There’s a tension here that we don’t talk about enough: the church is supposed to be the safest place for wounded people… and sometimes it’s the place that deepens the wound. Not always intentionally. But impact matters.
Psychologist Diane Langberg has spent decades trying to get the church to hear this: trauma is not just about what happened to someone. It is about what happens next. Especially in spaces that claim to represent God. Because when the response is silence, or minimizing, or pushing people toward forgiveness before they have even been believed… the harm does not just continue. It multiplies.
History does not let us off the hook here.
In her book Suffering and the Heart of God, Langberg writes about visiting Cape Coast Castle, where hundreds of thousands of Africans were held before being loaded onto slave ships. In one of the dungeons, nearly 200 men were packed into a single space for months. Three months. Barely able to move, surrounded by disease and despair and death. And right above them? A chapel. Worship happening overhead while image-bearers were being crushed underneath it.
That should shake something in us. Because it means you can have church… the whole thing… and still completely miss the heart of God.

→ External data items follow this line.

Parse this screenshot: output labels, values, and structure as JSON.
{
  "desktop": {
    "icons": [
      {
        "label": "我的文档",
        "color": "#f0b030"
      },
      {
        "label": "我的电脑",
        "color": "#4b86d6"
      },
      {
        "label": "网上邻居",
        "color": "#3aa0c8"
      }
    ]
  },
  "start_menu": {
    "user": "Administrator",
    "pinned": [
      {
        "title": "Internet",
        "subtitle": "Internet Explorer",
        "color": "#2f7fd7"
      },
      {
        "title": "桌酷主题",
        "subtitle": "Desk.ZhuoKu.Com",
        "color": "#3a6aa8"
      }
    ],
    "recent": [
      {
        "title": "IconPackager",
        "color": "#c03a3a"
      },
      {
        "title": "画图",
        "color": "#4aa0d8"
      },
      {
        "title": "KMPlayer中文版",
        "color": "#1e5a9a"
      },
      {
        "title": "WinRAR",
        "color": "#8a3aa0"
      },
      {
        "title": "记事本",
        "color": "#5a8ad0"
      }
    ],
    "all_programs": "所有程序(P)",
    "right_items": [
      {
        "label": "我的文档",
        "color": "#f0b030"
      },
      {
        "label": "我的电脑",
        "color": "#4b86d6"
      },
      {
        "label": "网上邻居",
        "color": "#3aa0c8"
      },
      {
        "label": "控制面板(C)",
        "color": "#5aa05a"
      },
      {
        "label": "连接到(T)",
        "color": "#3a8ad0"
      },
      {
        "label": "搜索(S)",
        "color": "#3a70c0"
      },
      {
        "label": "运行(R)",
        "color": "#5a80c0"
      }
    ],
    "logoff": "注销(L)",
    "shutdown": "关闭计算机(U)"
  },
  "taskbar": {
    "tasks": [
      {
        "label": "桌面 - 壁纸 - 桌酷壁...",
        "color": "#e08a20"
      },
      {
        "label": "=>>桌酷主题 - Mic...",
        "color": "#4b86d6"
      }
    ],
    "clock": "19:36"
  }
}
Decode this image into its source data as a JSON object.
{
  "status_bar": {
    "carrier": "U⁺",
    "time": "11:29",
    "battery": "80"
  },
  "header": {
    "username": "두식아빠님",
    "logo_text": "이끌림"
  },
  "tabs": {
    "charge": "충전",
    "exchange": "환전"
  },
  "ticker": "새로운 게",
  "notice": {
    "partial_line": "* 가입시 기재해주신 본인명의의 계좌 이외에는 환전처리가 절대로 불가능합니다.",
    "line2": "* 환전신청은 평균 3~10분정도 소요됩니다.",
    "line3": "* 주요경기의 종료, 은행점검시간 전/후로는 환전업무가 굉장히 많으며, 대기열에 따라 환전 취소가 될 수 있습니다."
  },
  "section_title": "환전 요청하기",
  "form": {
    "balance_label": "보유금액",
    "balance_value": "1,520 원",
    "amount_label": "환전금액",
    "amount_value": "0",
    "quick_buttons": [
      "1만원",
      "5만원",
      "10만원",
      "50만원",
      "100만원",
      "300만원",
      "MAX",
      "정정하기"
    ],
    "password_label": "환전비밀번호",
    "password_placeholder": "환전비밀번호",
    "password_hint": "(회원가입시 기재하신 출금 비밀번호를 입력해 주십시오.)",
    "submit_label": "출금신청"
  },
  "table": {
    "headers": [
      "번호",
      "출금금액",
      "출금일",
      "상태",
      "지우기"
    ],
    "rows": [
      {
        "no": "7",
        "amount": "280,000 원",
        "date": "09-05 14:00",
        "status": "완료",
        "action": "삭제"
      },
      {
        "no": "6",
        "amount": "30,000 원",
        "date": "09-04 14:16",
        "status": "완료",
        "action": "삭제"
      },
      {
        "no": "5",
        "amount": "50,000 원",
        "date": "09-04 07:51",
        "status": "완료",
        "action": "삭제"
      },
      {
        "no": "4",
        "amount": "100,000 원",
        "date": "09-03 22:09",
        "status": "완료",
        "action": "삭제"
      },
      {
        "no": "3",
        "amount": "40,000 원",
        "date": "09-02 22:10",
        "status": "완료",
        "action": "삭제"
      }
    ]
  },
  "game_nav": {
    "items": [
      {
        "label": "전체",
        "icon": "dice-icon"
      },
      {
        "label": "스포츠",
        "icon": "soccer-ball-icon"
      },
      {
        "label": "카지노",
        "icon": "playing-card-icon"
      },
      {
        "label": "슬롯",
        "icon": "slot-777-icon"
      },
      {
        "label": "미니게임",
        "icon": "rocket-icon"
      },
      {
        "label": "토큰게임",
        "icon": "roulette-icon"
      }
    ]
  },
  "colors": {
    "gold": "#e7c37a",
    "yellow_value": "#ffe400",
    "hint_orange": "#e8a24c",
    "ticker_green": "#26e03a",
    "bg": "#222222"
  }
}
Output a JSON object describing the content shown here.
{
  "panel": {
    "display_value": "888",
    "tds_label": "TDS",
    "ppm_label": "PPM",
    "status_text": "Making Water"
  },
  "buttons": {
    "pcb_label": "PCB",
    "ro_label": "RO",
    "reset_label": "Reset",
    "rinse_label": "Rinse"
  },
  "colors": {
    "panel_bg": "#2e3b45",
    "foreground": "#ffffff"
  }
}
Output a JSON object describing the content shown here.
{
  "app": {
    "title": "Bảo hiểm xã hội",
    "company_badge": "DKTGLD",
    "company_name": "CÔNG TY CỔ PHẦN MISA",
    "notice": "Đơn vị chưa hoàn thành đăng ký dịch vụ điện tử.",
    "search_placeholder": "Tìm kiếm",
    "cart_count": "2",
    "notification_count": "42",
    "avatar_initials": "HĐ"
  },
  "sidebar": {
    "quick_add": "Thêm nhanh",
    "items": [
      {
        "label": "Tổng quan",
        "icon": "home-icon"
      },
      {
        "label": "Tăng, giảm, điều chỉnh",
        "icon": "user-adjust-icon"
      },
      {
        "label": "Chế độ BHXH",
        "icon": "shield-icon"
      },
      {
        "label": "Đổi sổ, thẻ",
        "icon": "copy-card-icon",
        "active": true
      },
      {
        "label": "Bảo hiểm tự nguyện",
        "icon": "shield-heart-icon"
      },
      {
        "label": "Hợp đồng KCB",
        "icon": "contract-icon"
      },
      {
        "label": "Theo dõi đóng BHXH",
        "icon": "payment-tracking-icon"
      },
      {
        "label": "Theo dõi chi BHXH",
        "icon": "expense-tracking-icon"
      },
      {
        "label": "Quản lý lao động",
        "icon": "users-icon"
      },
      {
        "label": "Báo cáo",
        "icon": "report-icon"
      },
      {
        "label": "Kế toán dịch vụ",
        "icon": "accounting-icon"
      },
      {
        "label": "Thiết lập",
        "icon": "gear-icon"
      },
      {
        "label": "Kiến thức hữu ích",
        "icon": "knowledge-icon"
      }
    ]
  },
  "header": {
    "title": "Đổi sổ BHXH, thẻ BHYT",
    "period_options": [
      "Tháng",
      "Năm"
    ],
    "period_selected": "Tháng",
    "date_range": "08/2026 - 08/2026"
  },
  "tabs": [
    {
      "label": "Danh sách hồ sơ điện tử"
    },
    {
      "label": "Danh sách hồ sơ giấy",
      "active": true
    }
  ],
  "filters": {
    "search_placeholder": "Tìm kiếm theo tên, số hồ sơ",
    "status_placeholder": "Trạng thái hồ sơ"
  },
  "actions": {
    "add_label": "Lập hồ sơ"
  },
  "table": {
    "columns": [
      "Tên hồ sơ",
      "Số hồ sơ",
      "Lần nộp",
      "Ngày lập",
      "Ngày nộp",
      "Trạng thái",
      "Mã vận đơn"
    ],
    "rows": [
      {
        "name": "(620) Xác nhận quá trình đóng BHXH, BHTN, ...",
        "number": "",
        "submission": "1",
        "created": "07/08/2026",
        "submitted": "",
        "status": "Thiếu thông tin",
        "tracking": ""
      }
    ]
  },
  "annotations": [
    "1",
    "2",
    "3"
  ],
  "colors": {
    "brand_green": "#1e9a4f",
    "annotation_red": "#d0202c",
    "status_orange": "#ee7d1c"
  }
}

Langberg says the church has gotten really good at doing church in ways that do not require anyone to actually face evil. That still happens. We learn the language well. Grace, redemption, forgiveness. But presence is a different thing altogether. Actually sitting with someone in the reality of what they have lived through is harder, and a lot of the time, we skip it.
Trauma-informed faith does not do that. It does not rush past the hard stuff or tidy up pain to make it more comfortable to be around. It looks like slowing down enough to really see someone, believing people when they speak, and choosing integrity over image every single time. Because the church is not called to look holy. It is called to be holy. And that has always required truth-telling, especially about suffering.
If we miss that, we become the chapel above the deck while people are still suffocating underneath.